When I was a lad I collected stamps. In 1972 (when I was 10) this stamp was issued – designed by Ronald Maddox – and it was in my collection. Apparently it was one of a seven stamp set of “Village Churches”. For information the others were Earls Barton (Northamptonshire), Letheringsett (Norfolk), Helpringham (Lincolnshire) and Huish Episcopi (Somerset) – do I see a southern bias? A few years later, when the Central Line still ran to Ongar, my friend Phil and I got off the train at Blake Hall station and walked here. (That was part of a few days when we did the whole of the Underground – we went out to the end of each line, then bussed across to the end of the next one. Shall I do it again, and blog about it?).
On this occasion (16 January 2014) Julie and I drove from the cottage south to the outskirts of Ongar, then across the old Central Line at Blake Hall, and round to Greensted church, St Andrew’s. Excellent website – with some good photos. I’ll stop blogging now. The church is at TL539030 and is well signposted – the parking space gives strict instructions – or are they addressing Angles?
The Saxons who settled here in the forest as the Romans left worshipped their gods in groves – perhaps this was a pagan site. Cedd was sent from Lindisfarne in 654 – he based himself at Bradwell and probably built the first church here soon after.
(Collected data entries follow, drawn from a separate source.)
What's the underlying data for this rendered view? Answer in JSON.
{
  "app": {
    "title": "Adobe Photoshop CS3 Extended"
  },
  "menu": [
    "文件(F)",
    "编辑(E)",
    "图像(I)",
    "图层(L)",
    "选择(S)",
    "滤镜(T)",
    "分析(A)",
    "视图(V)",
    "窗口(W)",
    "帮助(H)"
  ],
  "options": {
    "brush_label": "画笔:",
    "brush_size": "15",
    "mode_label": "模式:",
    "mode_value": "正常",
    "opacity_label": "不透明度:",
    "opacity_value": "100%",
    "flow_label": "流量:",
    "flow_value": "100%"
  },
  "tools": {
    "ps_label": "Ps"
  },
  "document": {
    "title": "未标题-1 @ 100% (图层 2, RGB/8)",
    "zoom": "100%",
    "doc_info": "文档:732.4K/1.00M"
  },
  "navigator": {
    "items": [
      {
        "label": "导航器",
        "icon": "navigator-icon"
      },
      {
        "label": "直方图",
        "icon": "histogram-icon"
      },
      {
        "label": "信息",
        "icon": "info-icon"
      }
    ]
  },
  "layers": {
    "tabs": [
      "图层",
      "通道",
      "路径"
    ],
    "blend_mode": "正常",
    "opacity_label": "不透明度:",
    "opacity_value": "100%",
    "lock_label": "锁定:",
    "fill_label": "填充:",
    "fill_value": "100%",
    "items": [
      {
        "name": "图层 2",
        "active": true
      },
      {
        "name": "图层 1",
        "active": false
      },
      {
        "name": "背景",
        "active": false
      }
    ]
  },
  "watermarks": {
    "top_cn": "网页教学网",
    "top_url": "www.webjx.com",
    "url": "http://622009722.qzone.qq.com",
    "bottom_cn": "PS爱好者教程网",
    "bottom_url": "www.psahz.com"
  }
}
There are remains of a couple of early churches, and the nave of this one was built around 1060. There are 51 oak logs, split lengthwise – grooves in the sides took long tongues of wood to seal the gaps. There are no windows in the nave walls – originally lamps around the church would have given some light.
The body of St Edmund, King and Martyr, who was murdered in my old parish of Bradfield St Clare in 869 (don’t believe what they tell you about Hoxne), was taken from Bury St Edmunds to London for safe keeping and then returned in 1013. En route it rested in this church. One piece of blatant Essex propaganda says “Greensted – last known resting place of Edmund”. Excuse me??!! His body spent several centuries in the Abbey Church in Bury St Edmunds, and was only lost at the Dissolution. One school of thought says he’s in Arundel, another in France, but the truth is that he was in my garden in Bury. Where else would you hide a body but in a corner of the Abbey Precincts? A pilgrimage from St Edmundsbury Cathedral came via this church last year – a notice in the porch stood as a reminder. I also liked this meeting of biblical text and emergency notice.
The Normans added the chancel – their flint footings remain – and there’s a crusader grave by the south door. Around 1500 the chancel was rebuilt in brick, and a tiled roof replaced the thatch. The dormer windows gave light to the Nave for the first time, and the south porch added. The tower is seventeenth century. In 1837 Philip Ray became Rector and started a restoration. Perhaps a little over-zealous, but the church is now in a good condition. The jam on sale was excellent too.